Met this gentleman at our local Autozone and mentioned to him that his car was a great candidate for an extreme makeover; explained the process and gave him my phone number, figured like most people he'll never call. A few months later this guy calls me and reminds me of the car and asks if I still want to use it for an extreme makeover? Let's me know he's going to take his Dad in it for a car cruise and car show this upcoming Saturday, so I said... garage door is already open...

He purchased this 1960 Ford Ranchero off eBay in running condition for $900.00 and has been tinkering on it in his spare time while using it as a daily driver back and forth to the cement plant where he works. So the paint sits out in the Mojave Desert sun and bakes with a coating of all kinds of dust from the cement plant landing on it.

We did a *Test Spot* on one section of the driver's hood and the results were so dramatic we decided to tape off half the hood and do a before and after, side-by-side demonstration.

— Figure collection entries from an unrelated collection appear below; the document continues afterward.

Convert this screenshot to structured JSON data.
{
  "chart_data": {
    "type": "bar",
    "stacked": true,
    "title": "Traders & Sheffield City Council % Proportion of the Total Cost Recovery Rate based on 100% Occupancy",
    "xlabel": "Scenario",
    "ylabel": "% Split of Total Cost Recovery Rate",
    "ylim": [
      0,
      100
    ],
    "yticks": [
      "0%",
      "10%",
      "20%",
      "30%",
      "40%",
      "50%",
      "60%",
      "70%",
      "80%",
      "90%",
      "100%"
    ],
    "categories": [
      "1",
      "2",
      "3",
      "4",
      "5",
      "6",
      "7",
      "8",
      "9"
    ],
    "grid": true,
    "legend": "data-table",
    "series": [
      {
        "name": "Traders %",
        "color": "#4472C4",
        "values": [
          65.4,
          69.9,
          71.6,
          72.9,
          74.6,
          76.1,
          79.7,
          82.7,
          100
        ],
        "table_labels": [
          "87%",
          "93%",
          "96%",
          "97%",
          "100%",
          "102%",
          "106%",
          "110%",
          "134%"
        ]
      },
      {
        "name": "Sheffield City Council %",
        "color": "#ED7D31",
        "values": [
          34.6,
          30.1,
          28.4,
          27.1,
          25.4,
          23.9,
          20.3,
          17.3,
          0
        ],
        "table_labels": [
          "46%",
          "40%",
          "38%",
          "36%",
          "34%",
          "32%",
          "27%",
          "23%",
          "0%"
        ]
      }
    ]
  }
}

Anyway, the two of us did the job in 6 hours start to finish.

Normally we would reach for M80 Speed Glaze as it will usually do a good job of chewing off the dead, oxidized paint from a single stage finish when used with a wool pad and a rotary buffer while gorging the paint with same type of polishing oils found in M07 but instead we decided to use SMAT products for the cutting and polishing. We used M105 with a rotary buffer and a wool cutting pad followed by M205 using a W-8000 foam polishing pad on a rotary buffer and it worked like a charm.

We did the optional step of re-polishing the single stage paint using M07 Show Car Glaze to really _*gorge*_ the paint with the high concentration of polishing oils found in M07 and then sealer the paint using NXT Tech Wax Paste version 1.0 (That's what I had in the garage).

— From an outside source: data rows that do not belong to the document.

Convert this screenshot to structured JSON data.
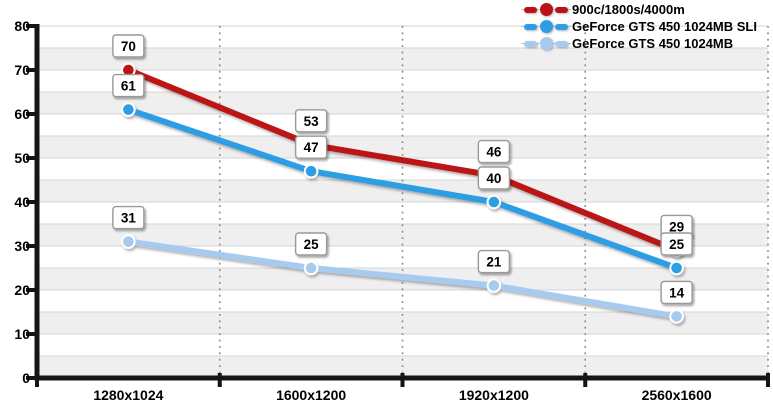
{
  "chart_data": {
    "type": "line",
    "title": "",
    "xlabel": "",
    "ylabel": "",
    "categories": [
      "1280x1024",
      "1600x1200",
      "1920x1200",
      "2560x1600"
    ],
    "series": [
      {
        "name": "900c/1800s/4000m",
        "color": "#bb1217",
        "values": [
          70,
          53,
          46,
          29
        ]
      },
      {
        "name": "GeForce GTS 450 1024MB SLI",
        "color": "#2e9ee4",
        "values": [
          61,
          47,
          40,
          25
        ]
      },
      {
        "name": "GeForce GTS 450 1024MB",
        "color": "#a7cbee",
        "values": [
          31,
          25,
          21,
          14
        ]
      }
    ],
    "ylim": [
      0,
      80
    ],
    "y_tick_labels": [
      "80",
      "70",
      "60",
      "50",
      "40",
      "30",
      "20",
      "10",
      "0"
    ],
    "y_tick_step": 10,
    "grid_step": 5,
    "grid": true,
    "data_labels": true,
    "legend_position": "top-right",
    "style": {
      "background": "#ffffff",
      "band_fill": "#efefef",
      "grid_line": "#d4d4d4",
      "axis_color": "#151515",
      "dotted_separator": "#8a8a8a",
      "label_box_fill": "#ffffff",
      "label_box_border": "#999999",
      "label_text": "#000000",
      "point_ring": "#ffffff"
    }
  }
}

After we got into it the owner commented how he wasn't aware how involved we were going to get as he thought we were just going to wax it.









*Products Used*
M105/W5500/Rotary Buffer - 1500 RPM
M205/W-8000/Rotary Buffer - 1500 RPM
M07 Show Car Glaze/W-8006/Dual Action Polisher - 5.0 Speed Setting
NXT Tech Wax/W9207/Dual Action Polisher - 4.0 Speed Setting

*Before*
*







*

*One half covered and taped-off*









*Before and after results*









*After*









*A few more from this Extreme Makeover...*














































From the back...





































*The roof was white in some places due to extreme oxidation.*









































































:thumb:


----------



## WHIZZER (Oct 25, 2005)

Nice turnaround


----------



## mk2jon (Mar 10, 2009)

What a great pick-up,massive results :thumb:
Who won the game of twister


----------



## chisai (Jan 1, 2009)

Fantastic difference to a fantastic vehicle. Looks cracking. Do you normally accost people in the street?


----------



## Mike Phillips (Jan 26, 2007)

chisai said:


> Fantastic difference to a fantastic vehicle. Looks cracking. Do you normally accost people in the street?


When I'm out and about, if I see someone that looks like they are trying to figure out what to use to restore their car's paint I will usually walk up to them, introduce myself and then do my best to help them.

I was at auto parts store yesterday picking up a set of new headlights for my truck and saw a couple looking at all the waxes on the shelf, they were reading labels and comparing different products. I walked over, asked them what they were working on, what condition the paint was in and then shared with them a cleaner/wax that would do what they wanted.

I didn't stick around to see if the would believe me and take it to the counter and purchase it, I left it up to them but I did take a moment to try to help them.


----------



## chisai (Jan 1, 2009)

Great attitude Mike, hope they listened.


----------